Sauté the leeks and the sweet potato pieces in a little oil. Cook for 3-4 minutes or until softened and just beginning to turn brown.
In a stock pot or large pan, bring vegetable broth to a boil. Add leeks and sweet potatoes and turn down to a simmer. Meanwhile make a light sauce with 2 Tablespoons oil, cornstarch and a cup of the broth. Set aside.
Puree 2 cups of the sweet potato mixture in a blender and return to broth. Add the sauce and simmer 5 minutes more, stirring until thickened. Serve with 1 oz. cheese on top of each bowl of soup. Garnish with parsley. Serves 4.
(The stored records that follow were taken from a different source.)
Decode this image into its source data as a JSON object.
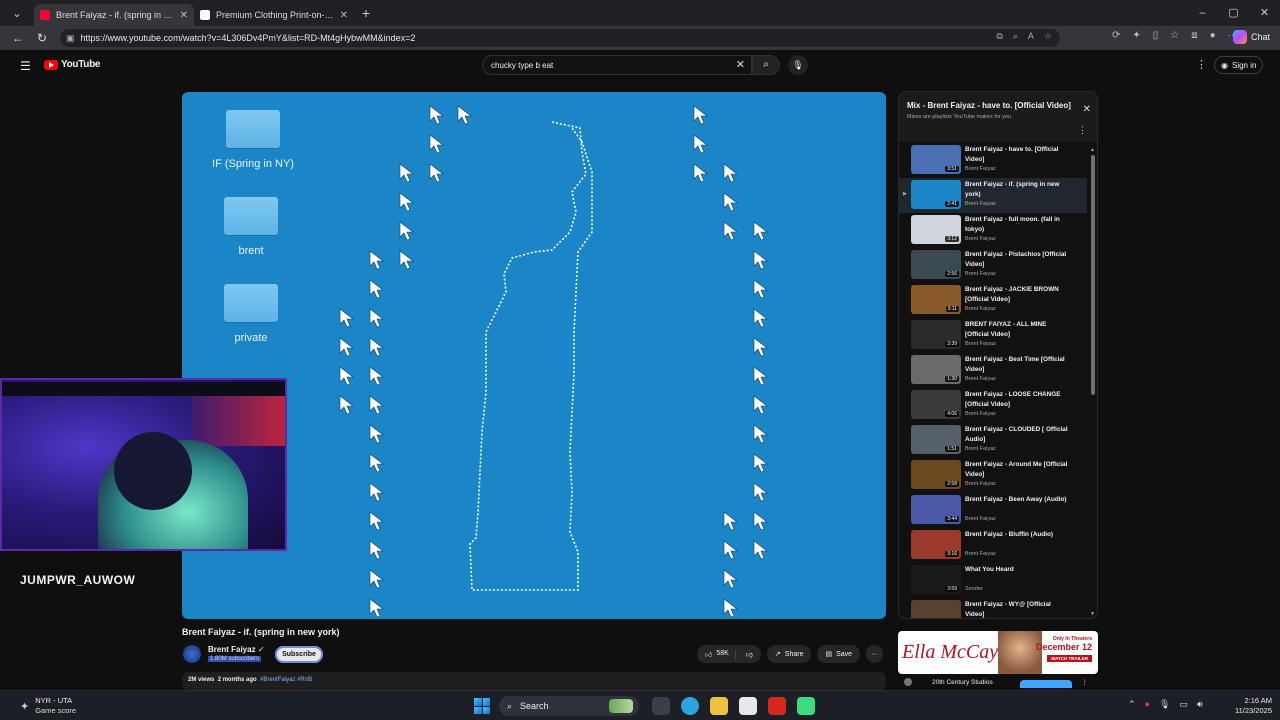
{
  "browser": {
    "tabs": [
      {
        "title": "Brent Faiyaz - if. (spring in new york)",
        "close": "✕",
        "active": true,
        "favicon_color": "#ff0033"
      },
      {
        "title": "Premium Clothing Print-on-Demand",
        "close": "✕",
        "active": false,
        "favicon_color": "#ffffff"
      }
    ],
    "new_tab": "+",
    "url": "https://www.youtube.com/watch?v=4L306Dv4PmY&list=RD-Mt4gHybwMM&index=2",
    "chat_label": "Chat"
  },
  "youtube": {
    "logo_text": "YouTube",
    "search_value": "chucky type b eat",
    "signin_label": "Sign in"
  },
  "desktop_folders": [
    {
      "label": "IF (Spring in NY)"
    },
    {
      "label": "brent"
    },
    {
      "label": "private"
    }
  ],
  "webcam": {
    "streamer_name": "JUMPWR_AUWOW"
  },
  "video": {
    "title": "Brent Faiyaz - if. (spring in new york)",
    "channel": "Brent Faiyaz",
    "subscribers": "1.80M subscribers",
    "subscribe_label": "Subscribe",
    "likes": "58K",
    "share_label": "Share",
    "save_label": "Save",
    "more_label": "···",
    "views": "2M views",
    "age": "2 months ago",
    "tags": "#BrentFaiyaz #RnB"
  },
  "playlist": {
    "title": "Mix - Brent Faiyaz - have to. [Official Video]",
    "subtitle": "Mixes are playlists YouTube makes for you",
    "items": [
      {
        "title": "Brent Faiyaz - have to. [Official Video]",
        "channel": "Brent Faiyaz",
        "duration": "3:51",
        "current": false,
        "thumb_color": "#4b6fb3"
      },
      {
        "title": "Brent Faiyaz - if. (spring in new york)",
        "channel": "Brent Faiyaz",
        "duration": "2:41",
        "current": true,
        "thumb_color": "#1a86c8"
      },
      {
        "title": "Brent Faiyaz - full moon. (fall in tokyo)",
        "channel": "Brent Faiyaz",
        "duration": "3:12",
        "current": false,
        "thumb_color": "#cfd6dc"
      },
      {
        "title": "Brent Faiyaz - Pistachios [Official Video]",
        "channel": "Brent Faiyaz",
        "duration": "2:56",
        "current": false,
        "thumb_color": "#3b4a52"
      },
      {
        "title": "Brent Faiyaz - JACKIE BROWN [Official Video]",
        "channel": "Brent Faiyaz",
        "duration": "3:11",
        "current": false,
        "thumb_color": "#8a5a2b"
      },
      {
        "title": "BRENT FAIYAZ - ALL MINE [Official Video]",
        "channel": "Brent Faiyaz",
        "duration": "3:39",
        "current": false,
        "thumb_color": "#2a2a2a"
      },
      {
        "title": "Brent Faiyaz - Best Time [Official Video]",
        "channel": "Brent Faiyaz",
        "duration": "1:30",
        "current": false,
        "thumb_color": "#6a6a6a"
      },
      {
        "title": "Brent Faiyaz - LOOSE CHANGE [Official Video]",
        "channel": "Brent Faiyaz",
        "duration": "4:06",
        "current": false,
        "thumb_color": "#3a3a3a"
      },
      {
        "title": "Brent Faiyaz - CLOUDED [ Official Audio]",
        "channel": "Brent Faiyaz",
        "duration": "1:51",
        "current": false,
        "thumb_color": "#55606a"
      },
      {
        "title": "Brent Faiyaz - Around Me [Official Video]",
        "channel": "Brent Faiyaz",
        "duration": "2:58",
        "current": false,
        "thumb_color": "#6b4a1e"
      },
      {
        "title": "Brent Faiyaz - Been Away (Audio)",
        "channel": "Brent Faiyaz",
        "duration": "3:44",
        "current": false,
        "thumb_color": "#4a5aa8"
      },
      {
        "title": "Brent Faiyaz - Bluffin (Audio)",
        "channel": "Brent Faiyaz",
        "duration": "3:16",
        "current": false,
        "thumb_color": "#9a3a2a"
      },
      {
        "title": "What You Heard",
        "channel": "Sonder",
        "duration": "3:59",
        "current": false,
        "thumb_color": "#1a1a1a"
      },
      {
        "title": "Brent Faiyaz - WY@ [Official Video]",
        "channel": "Brent Faiyaz",
        "duration": "5:02",
        "current": false,
        "thumb_color": "#5a4030"
      }
    ]
  },
  "ad": {
    "title": "Ella McCay",
    "tagline": "Only In Theaters",
    "date": "December 12",
    "trailer_label": "WATCH TRAILER",
    "advertiser": "20th Century Studios"
  },
  "taskbar": {
    "weather_title": "NYR - UTA",
    "weather_sub": "Game score",
    "search_label": "Search",
    "time": "2:16 AM",
    "date": "11/23/2025",
    "app_colors": [
      "#3a3f4a",
      "#2fa2e0",
      "#f0c040",
      "#e8e8e8",
      "#d8261c",
      "#3ddc84"
    ]
  }
}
Garlic has an immune-building compound called "allicin." It is produced when garlic is finely chopped or crushed. The finer the chopping and the more intensive the crushing, the more "allicin" is generated and the stronger the medicinal effect. Cooking causes it to degrade, so adding it after the soup is cooked, is most beneficial for colds and flu.
3 potatoes, chopped
1 onion, chopped
4 cups chicken broth
1 1/2 cups Half and half
Salt and pepper
2 small or 1 large head garlic, finely chopped
Parmesan cheese or shredded cheddar cheese, to garnish
Pare potatoes. Cook with onion in chicken broth for 20-30 minutes or until potatoes are tender. Add half and half and heat through. Add salt and pepper, according to your taste. Before serving, add garlic and Parmesan.